The Beijing Capital Museum today contains over 200,000 cultural relics in its collection. Only a small fraction of the collection is exhibited, and a significant percentage of the museum's art collection comprises artifacts unearthed in Beijing.

The Capital Museum was established in 1981 with a collection of some 83,000 objects. Although the museum pales in comparison to the visitors received in other major art museums in Beijing, such as the Palace Museum in the Forbidden City, the National Museum of China, and the National Art Museum of China, it has become one of the leading cultural institutions in the city.

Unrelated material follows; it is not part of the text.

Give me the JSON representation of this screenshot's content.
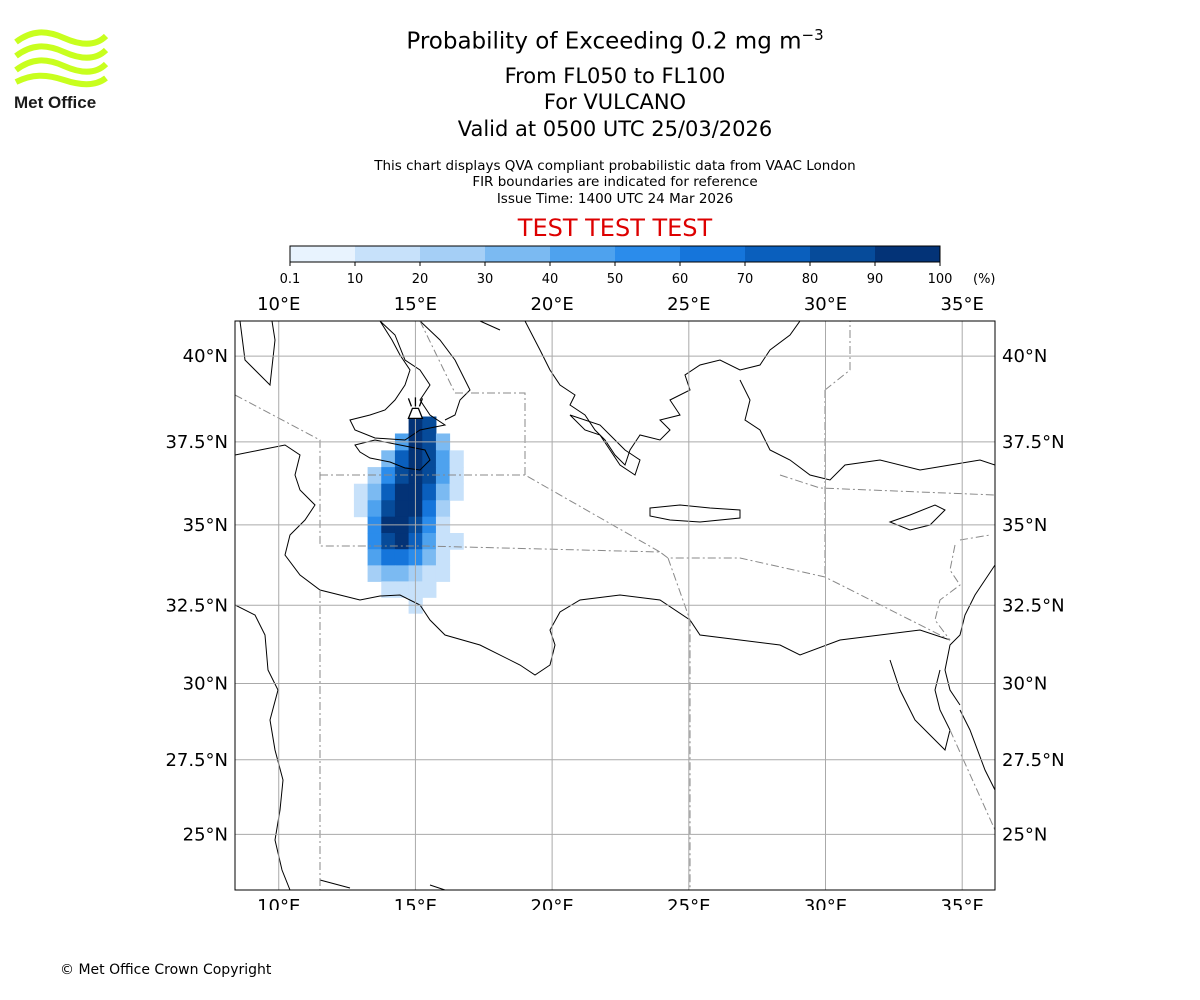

The Capital Museum's massive roof and the gradient at the entrance square is the work of architects Jean-Marie Duthilleul and Cui Kai. It was influenced by ancient Chinese architecture, and the stone-made exterior wall was meant to symbolize the city walls and towers of ancient China. A piece of danbi (a massive stone carved with images of dragon, phoenix and imperial artifacts) is embedded on the ground in front of the north gate of the museum. A decorative archway from the Ming Dynasty, set in the reception hall, shows the "central axis" feature that is commonly seen in Chinese architecture. The Bronze Exhibition Hall, which has an oval-shape, was meant to symbolize the unearthing of ancient relics by its slanting design which extends from the ground to the exterior of the museum.